After my first ultrasound, I was eager to buy something baby related. Especially since the doctor had informed me that once a healthy heartbeat is established, the chance of miscarriage dropped to under 10% for Baby A. Don’t ask me why, but I clung to that number, even though I should have learned my lesson about percentages way before. Anyways, we took a trip to Babies R Us, and bought the infamous weekly bump stickers, a baby name book, and a pregnancy journal so I could record how I was feeling every day.

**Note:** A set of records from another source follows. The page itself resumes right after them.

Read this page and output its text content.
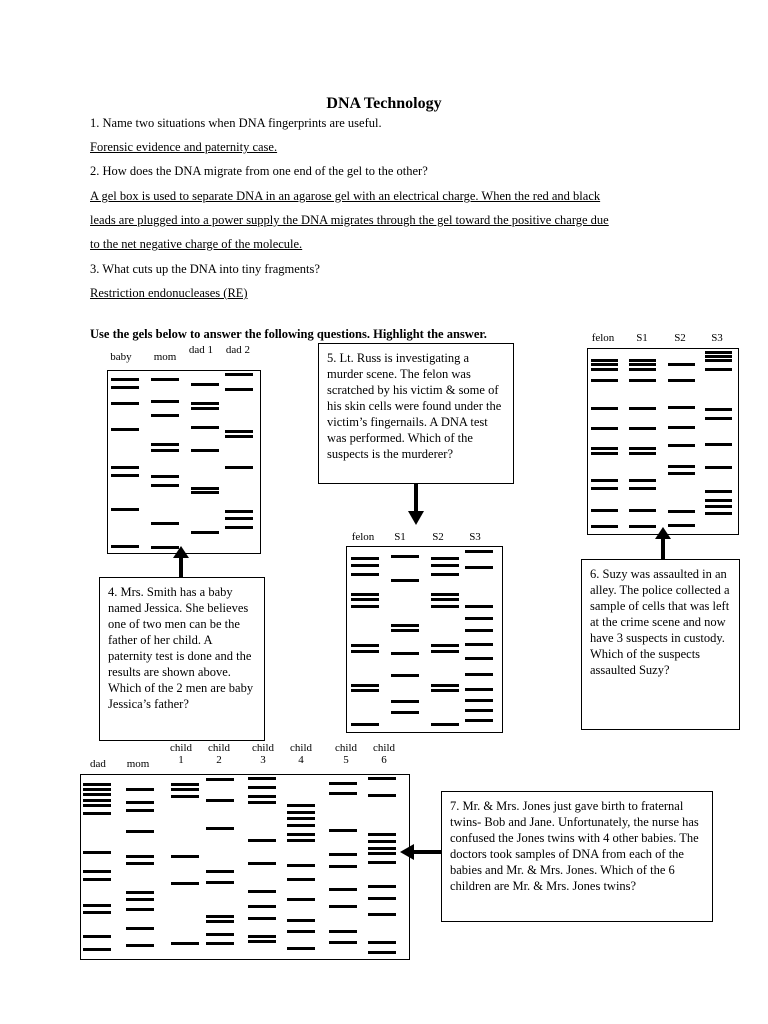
DNA Technology
1. Name two situations when DNA fingerprints are useful.
Forensic evidence and paternity case.
2. How does the DNA migrate from one end of the gel to the other?
A gel box is used to separate DNA in an agarose gel with an electrical charge. When the red and black
leads are plugged into a power supply the DNA migrates through the gel toward the positive charge due
to the net negative charge of the molecule.
3. What cuts up the DNA into tiny fragments?
Restriction endonucleases (RE)
Use the gels below to answer the following questions. Highlight the answer.
baby	mom
dad 1	dad 2
4. Mrs. Smith has a baby named Jessica. She believes one of two men can be the father of her child. A paternity test is done and the results are shown above. Which of the 2 men are baby Jessica’s father?
5. Lt. Russ is investigating a murder scene. The felon was scratched by his victim & some of his skin cells were found under the victim’s fingernails. A DNA test was performed. Which of the suspects is the murderer?
felon	S1	S2	S3
felon	S1	S2	S3
6. Suzy was assaulted in an alley. The police collected a sample of cells that was left at the crime scene and now have 3 suspects in custody. Which of the suspects assaulted Suzy?
dad	mom
child 1
child 2
child 3
child 4
child 5
child 6
7. Mr. & Mrs. Jones just gave birth to fraternal twins- Bob and Jane. Unfortunately, the nurse has confused the Jones twins with 4 other babies. The doctors took samples of DNA from each of the babies and Mr. & Mrs. Jones. Which of the 6 children are Mr. & Mrs. Jones twins?
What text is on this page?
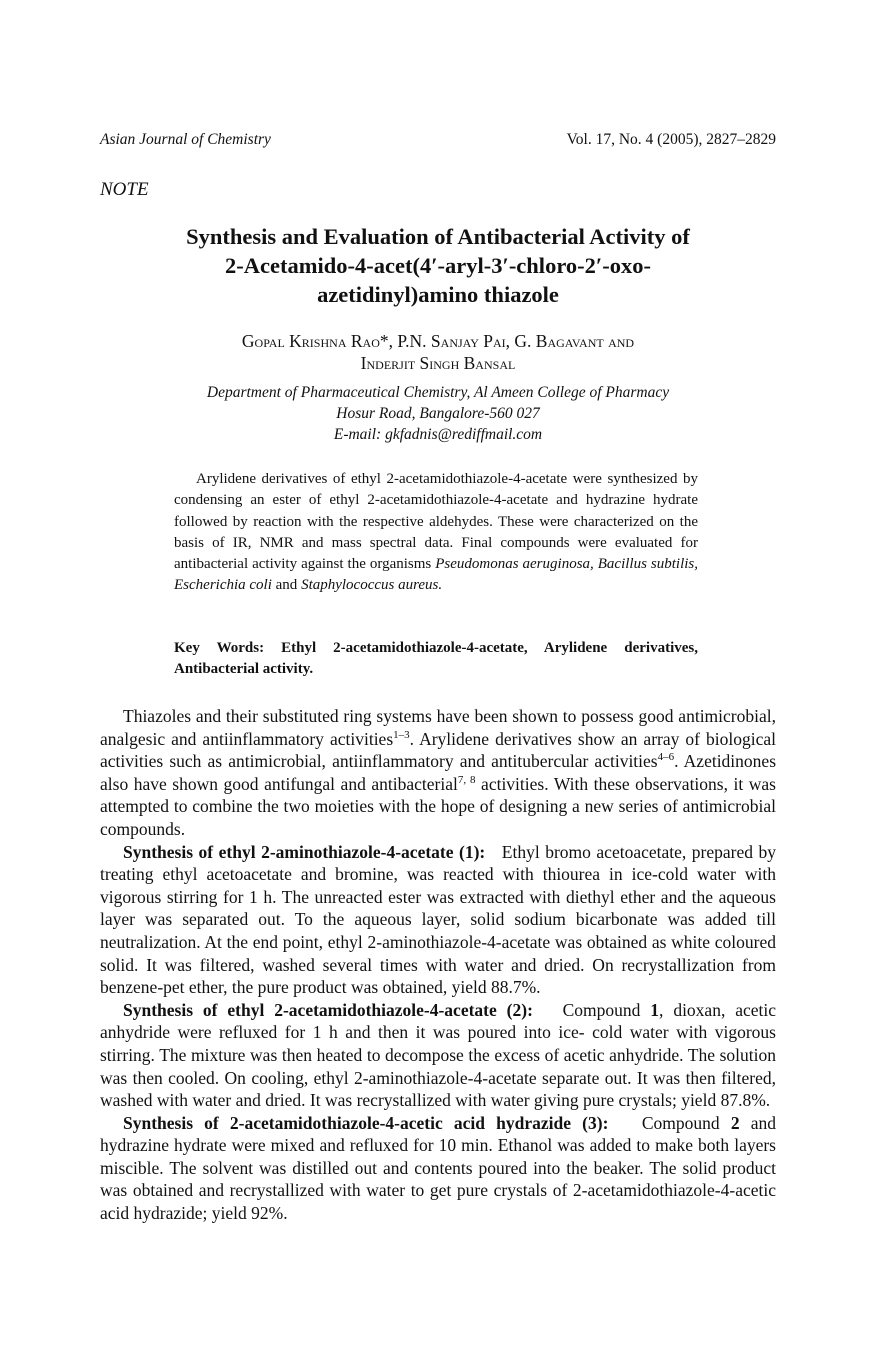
Asian Journal of Chemistry	Vol. 17, No. 4 (2005), 2827–2829
NOTE
Synthesis and Evaluation of Antibacterial Activity of
2-Acetamido-4-acet(4′-aryl-3′-chloro-2′-oxo-
azetidinyl)amino thiazole
Gopal Krishna Rao*, P.N. Sanjay Pai, G. Bagavant and
Inderjit Singh Bansal
Department of Pharmaceutical Chemistry, Al Ameen College of Pharmacy
Hosur Road, Bangalore-560 027
E-mail: gkfadnis@rediffmail.com

Arylidene derivatives of ethyl 2-acetamidothiazole-4-acetate were synthesized by condensing an ester of ethyl 2-acetamidothiazole-4-acetate and hydrazine hydrate followed by reaction with the respective aldehydes. These were characterized on the basis of IR, NMR and mass spectral data. Final compounds were evaluated for antibacterial activity against the organisms Pseudomonas aeruginosa, Bacillus subtilis, Escherichia coli and Staphylococcus aureus.

Key Words: Ethyl 2-acetamidothiazole-4-acetate, Arylidene derivatives, Antibacterial activity.

Thiazoles and their substituted ring systems have been shown to possess good antimicrobial, analgesic and antiinflammatory activities$^{1-3}$. Arylidene derivatives show an array of biological activities such as antimicrobial, antiinflammatory and antitubercular activities$^{4-6}$. Azetidinones also have shown good antifungal and antibacterial$^{7, 8}$ activities. With these observations, it was attempted to combine the two moieties with the hope of designing a new series of antimicrobial compounds.

Synthesis of ethyl 2-aminothiazole-4-acetate (1): Ethyl bromo acetoacetate, prepared by treating ethyl acetoacetate and bromine, was reacted with thiourea in ice-cold water with vigorous stirring for 1 h. The unreacted ester was extracted with diethyl ether and the aqueous layer was separated out. To the aqueous layer, solid sodium bicarbonate was added till neutralization. At the end point, ethyl 2-aminothiazole-4-acetate was obtained as white coloured solid. It was filtered, washed several times with water and dried. On recrystallization from benzene-pet ether, the pure product was obtained, yield 88.7%.

Synthesis of ethyl 2-acetamidothiazole-4-acetate (2): Compound 1, dioxan, acetic anhydride were refluxed for 1 h and then it was poured into ice- cold water with vigorous stirring. The mixture was then heated to decompose the excess of acetic anhydride. The solution was then cooled. On cooling, ethyl 2-aminothiazole-4-acetate separate out. It was then filtered, washed with water and dried. It was recrystallized with water giving pure crystals; yield 87.8%.

Synthesis of 2-acetamidothiazole-4-acetic acid hydrazide (3): Compound 2 and hydrazine hydrate were mixed and refluxed for 10 min. Ethanol was added to make both layers miscible. The solvent was distilled out and contents poured into the beaker. The solid product was obtained and recrystallized with water to get pure crystals of 2-acetamidothiazole-4-acetic acid hydrazide; yield 92%.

Speaking of how I was feeling, well of course I was extremely tired and hungry, but things could have been a lot worse (like not pregnant at all worse!). I was in bed by 8 every night, and I was eating every few hours, because if I didn’t, I didn’t feel well. I got nauseous mostly in the afternoons, so I bought a pair of sea bands and kept them on my wrists. Those, with saltines and ginger-ale did the trick for me. At night, when I slept, I was having crazy vivid dreams, but I didn’t mind. I was feeling pregnant and I loved it; even the twinges I felt as my uterus was growing made me smile.
When we arrived at our 7 week 3 day appointment, I got more blood work done which determined I was Rh+ (hooray!). I got my progesterone checked again, but only because I requested to. I wanted to make sure it wasn’t dropping, because that can cause a bleed, or even worse a loss. As usual, my progesterone level came back high as it always had. I was still taking both the Crinone 2x daily, and Prometrium 3x daily for progesterone, along with the estrogen patches and pills. Let me tell you, I couldn’t wait to stop taking these at 11 weeks. My blood thinner injections would unfortunately need to continue throughout the duration of my pregnancy. These burned like hell! My stomach was so bruised and yellow from them, that I began to wonder how it would survive 7 more months of it. But hey, whatever it took, we were willing.
The nurse took us back into the room for our ultrasound. The doctor came in with more congratulations, and some small talk about how I was feeling. Before she started the scan, she informed us that she wanted to see a heartrate of > or equal to 120 bpm. As she began, I took a deep breath, held Shane’s hand, and looked his way instead of hers. I feared that if I looked at her, I might see disappointment or sadness, and that it would all be over again. She quickly turned the screen for us to see that Baby A was still measuring perfectly, with a heartbeat of 136! We got to hear the heartbeat together for the first time. What an amazing experience. There is nothing like that sound. You can’t forget it.
Baby B was still measuring behind, but hanging on with a slow heartrate. She informed us that by next week, she believed Baby B would vanish, and that we would go on to have a healthy singleton pregnancy. We asked some questions about this “vanishing twin,” making sure that it would not affect Baby A in a negative way. We learned that a vanishing twin is actually quite common, and that Baby A would receive all the nutrients from the loss of Baby B. Seeing Baby A healthy and Baby B hanging on that day was a bittersweet experience for us. We were absolutely thrilled for what God was doing with Baby A. But, at the same time we hurt for Baby B. We began to pray for God to take Baby B soon if that was his plan. Neither one of us wanted to see it struggling again the following week. Really though, in my heart, I hoped that Baby B would make it.
And then came the not so good news. The doctor found what appeared to be a 3rd sac. Strangely, the sac was empty. After some more investigating, it was determined to be a subchorionic bleed. Sounds scary, right? Like they couldn’t have given it a friendlier name. It’s basically a pocket of blood in the uterus. About 50% (here we go again with the statistics) of pregnant women get them, and surely I had to be in that group.
She explained that there are several possible scenarios of what can happen with a subchorionic bleed. My husband spoke up and demanded right away, “Give us the worst case.” The worst case scenario was that I could bleed it out, and in turn, it could flush out the pregnancy with it. She said chances are very slim this would happen. Ummm, very slim??? Not good enough. The second scenario was the bleed just dissipates on its own with no bleeding, almost like it is absorbed by the body. Or, third, it sticks around the whole pregnancy and causes no harm. I did not want this thing sticking around at all. And I definitely did not want to start bleeding again. She told me to stay off of my feet as much as I could. Real easy when you are a teacher!
Finally, she said she would like to continue to see me for serial ultrasounds (instead of betas!) at 8 1/2 weeks, 9 1/2 weeks, 10 1/2 weeks, and then, FINALLY, I could be released to my regular OB-GYN. So, we set up the remaining appointments and were on our way. On our way home, we stopped and sat under the bridge at the inter-coastal waterway. I still recall how beautiful the water was that day. Our feelings were all over the place between Baby A, Baby B, and the bleed. All I know is that we thanked God for the life growing, and prayed for everything else to fall into place.
For the next week, we were literally living one day at a time. When I returned to work, I told my administrators that they may see me sitting down more often and why. I told my students I needed to be off my feet too. As a teacher, I was always up and moving around my classroom, so this was going to be a challenge. But, my students helped me tremendously, and we made it to week 8.